BUCHA BIO announced it's raised $1.1 million in seed funding. The round included participation from existing partners New Climate Ventures, Lifely VC, and Beni VC, as well as from new partners Prithvi VC, Asymmetry VC, and investors from the Glasswall Syndicate, including Alwyn Capital, as well as Chris Zarou, CEO & Founder of Visionary Music Group and manager of multi-platinum Grammy-nominated rapper, Logic, the startup reports in a news release.

“I’m excited to back BUCHA BIO’s amazing early market traction," Zarou says in the release. "Their next-gen bio-based materials are game-changing, and their goals align with my personal vision for a more sustainable future within the entertainment industry and beyond.”

The company, which relocated its headquarters from New York to Houston in February, was founded by Zimri T. Hinshaw in 2020 and is based out of the East End Makers Hub and Greentown Houston.

BUCHA BIO has created two bio-based materials using bacterial nanocellulose and other plant-based components.
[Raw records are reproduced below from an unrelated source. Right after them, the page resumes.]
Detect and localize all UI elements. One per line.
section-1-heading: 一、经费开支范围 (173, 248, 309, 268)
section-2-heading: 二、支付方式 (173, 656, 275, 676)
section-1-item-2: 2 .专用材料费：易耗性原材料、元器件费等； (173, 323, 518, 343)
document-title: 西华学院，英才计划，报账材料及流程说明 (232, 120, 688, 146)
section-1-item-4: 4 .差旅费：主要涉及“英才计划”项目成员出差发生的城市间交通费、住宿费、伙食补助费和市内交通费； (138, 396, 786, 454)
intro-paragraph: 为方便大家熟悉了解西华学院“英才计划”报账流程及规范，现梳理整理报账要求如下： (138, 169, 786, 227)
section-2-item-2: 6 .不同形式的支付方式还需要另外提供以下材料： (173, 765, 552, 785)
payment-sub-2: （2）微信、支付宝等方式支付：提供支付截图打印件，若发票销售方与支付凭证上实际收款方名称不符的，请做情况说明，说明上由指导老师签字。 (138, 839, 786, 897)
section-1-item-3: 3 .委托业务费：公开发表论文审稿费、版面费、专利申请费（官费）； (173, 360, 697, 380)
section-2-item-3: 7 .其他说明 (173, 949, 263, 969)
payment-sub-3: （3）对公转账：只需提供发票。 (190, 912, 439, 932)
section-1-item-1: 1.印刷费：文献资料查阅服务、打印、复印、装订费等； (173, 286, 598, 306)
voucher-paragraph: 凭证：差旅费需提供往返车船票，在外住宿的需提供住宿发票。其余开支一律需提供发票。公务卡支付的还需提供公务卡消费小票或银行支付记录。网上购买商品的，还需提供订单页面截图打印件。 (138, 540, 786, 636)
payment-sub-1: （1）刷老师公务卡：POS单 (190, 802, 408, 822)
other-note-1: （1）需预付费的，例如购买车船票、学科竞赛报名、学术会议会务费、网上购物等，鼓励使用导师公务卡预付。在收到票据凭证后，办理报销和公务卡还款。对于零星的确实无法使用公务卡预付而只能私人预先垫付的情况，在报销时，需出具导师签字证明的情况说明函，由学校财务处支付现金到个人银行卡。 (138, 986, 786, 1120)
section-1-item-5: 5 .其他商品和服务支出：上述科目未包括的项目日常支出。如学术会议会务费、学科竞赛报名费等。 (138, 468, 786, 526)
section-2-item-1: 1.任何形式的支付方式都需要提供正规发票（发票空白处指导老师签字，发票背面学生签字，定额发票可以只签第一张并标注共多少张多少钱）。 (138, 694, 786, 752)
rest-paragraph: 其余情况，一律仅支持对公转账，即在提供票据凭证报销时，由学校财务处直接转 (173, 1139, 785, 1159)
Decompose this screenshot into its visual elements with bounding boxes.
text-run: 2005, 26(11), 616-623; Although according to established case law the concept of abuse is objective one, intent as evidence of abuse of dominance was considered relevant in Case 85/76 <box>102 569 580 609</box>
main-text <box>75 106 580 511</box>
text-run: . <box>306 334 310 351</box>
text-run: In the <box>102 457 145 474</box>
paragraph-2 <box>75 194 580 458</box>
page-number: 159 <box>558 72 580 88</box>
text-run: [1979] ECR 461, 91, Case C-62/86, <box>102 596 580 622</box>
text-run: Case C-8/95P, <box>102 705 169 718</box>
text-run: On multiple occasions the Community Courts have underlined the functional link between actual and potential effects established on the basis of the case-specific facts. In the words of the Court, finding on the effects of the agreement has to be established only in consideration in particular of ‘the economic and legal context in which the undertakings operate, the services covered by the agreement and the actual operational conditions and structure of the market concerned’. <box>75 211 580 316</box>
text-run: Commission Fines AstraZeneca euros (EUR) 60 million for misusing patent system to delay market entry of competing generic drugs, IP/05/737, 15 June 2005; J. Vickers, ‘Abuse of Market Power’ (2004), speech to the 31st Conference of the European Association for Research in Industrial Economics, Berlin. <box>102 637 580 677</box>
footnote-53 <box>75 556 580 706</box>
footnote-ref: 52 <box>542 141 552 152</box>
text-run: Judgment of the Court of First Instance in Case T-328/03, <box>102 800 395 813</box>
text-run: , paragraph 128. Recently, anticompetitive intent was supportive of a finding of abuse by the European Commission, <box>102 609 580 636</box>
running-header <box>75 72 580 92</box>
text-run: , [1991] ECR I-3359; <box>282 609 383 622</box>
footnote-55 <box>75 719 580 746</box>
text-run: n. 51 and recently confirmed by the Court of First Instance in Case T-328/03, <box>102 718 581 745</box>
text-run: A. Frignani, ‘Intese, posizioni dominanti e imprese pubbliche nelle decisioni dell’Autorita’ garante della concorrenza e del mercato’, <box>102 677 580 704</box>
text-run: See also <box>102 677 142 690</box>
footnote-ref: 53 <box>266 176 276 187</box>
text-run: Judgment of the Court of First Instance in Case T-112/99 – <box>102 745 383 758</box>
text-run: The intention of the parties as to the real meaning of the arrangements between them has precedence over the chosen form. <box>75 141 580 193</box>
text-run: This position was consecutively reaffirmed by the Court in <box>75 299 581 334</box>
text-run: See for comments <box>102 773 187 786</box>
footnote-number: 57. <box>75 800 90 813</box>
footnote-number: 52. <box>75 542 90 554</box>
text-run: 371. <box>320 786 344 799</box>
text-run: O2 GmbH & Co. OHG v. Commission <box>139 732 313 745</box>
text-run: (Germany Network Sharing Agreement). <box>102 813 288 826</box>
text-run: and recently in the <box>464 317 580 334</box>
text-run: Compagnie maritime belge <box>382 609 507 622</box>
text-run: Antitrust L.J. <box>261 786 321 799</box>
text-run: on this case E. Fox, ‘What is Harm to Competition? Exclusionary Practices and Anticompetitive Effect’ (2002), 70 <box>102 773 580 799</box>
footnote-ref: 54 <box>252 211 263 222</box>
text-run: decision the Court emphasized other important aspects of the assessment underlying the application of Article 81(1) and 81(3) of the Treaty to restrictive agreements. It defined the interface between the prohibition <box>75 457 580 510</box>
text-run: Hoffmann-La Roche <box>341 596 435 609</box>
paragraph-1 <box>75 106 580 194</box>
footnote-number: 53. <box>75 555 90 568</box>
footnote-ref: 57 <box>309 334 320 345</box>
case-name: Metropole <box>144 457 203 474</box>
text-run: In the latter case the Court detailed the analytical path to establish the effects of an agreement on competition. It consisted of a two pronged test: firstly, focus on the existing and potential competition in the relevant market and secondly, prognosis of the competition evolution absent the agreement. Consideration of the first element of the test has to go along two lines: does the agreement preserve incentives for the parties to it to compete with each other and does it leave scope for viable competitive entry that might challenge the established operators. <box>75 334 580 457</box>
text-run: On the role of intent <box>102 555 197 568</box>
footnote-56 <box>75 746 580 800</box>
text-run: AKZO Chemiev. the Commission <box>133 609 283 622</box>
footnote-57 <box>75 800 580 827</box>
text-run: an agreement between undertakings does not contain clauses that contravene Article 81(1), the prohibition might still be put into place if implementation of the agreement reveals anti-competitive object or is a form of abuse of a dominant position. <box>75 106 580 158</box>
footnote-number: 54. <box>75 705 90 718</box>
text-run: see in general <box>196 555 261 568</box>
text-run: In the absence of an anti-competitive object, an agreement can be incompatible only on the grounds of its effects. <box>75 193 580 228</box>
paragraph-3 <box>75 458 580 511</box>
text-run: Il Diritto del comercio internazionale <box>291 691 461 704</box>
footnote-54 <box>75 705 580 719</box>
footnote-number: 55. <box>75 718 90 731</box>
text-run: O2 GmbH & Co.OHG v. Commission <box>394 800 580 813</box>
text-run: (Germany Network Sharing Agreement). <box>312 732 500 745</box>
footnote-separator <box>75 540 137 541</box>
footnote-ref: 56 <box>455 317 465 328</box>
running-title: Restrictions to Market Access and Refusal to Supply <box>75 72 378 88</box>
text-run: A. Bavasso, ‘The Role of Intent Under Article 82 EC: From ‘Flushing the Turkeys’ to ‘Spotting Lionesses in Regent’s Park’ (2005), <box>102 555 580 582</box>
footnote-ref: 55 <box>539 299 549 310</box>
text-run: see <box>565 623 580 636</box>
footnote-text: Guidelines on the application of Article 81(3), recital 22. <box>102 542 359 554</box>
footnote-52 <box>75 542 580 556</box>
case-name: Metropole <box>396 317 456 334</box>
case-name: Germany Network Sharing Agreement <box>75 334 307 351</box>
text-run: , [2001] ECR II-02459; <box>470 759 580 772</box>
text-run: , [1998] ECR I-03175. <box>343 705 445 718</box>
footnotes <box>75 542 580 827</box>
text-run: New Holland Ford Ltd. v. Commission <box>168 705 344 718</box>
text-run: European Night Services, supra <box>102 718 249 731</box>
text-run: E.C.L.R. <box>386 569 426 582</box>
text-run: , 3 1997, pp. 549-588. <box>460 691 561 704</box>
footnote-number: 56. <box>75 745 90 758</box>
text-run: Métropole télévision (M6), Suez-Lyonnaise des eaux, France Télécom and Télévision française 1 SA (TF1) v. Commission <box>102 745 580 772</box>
The two materials are SHORAI, which can be used as a leather alternative, and HIKARI, a translucent material that is expected to be formally introduced in November.

The fresh funding will help the company to accelerate its move into the marketplace next year by securing co-manufacturers to scale production. Additionally, the company is growing its team and is hiring for a new supply chain lead as well as some technician roles.

Per the release, BUCHA BIO is working on constructing a new headquarters in Houston that will house a materials development laboratory, prototype manufacturing line, and offices.

BUCHA BIO has the potential to impact several industries from fashion and automotive to construction and electronics. According to the Material Innovation Initiative, the alternative materials industry has seen an increased level of interest from investors who have dedicated over $2 billion into the sector since 2015.

“The time for rapid growth for biomaterials is now," says repeat investor Eric Rubenstein, founding managing partner at Houston-based New Climate Ventures, in the release. "BUCHA BIO's team and technical development are advancing hand in hand with the demands of brand partnerships, and we are excited to support them as they capitalize on this global opportunity.”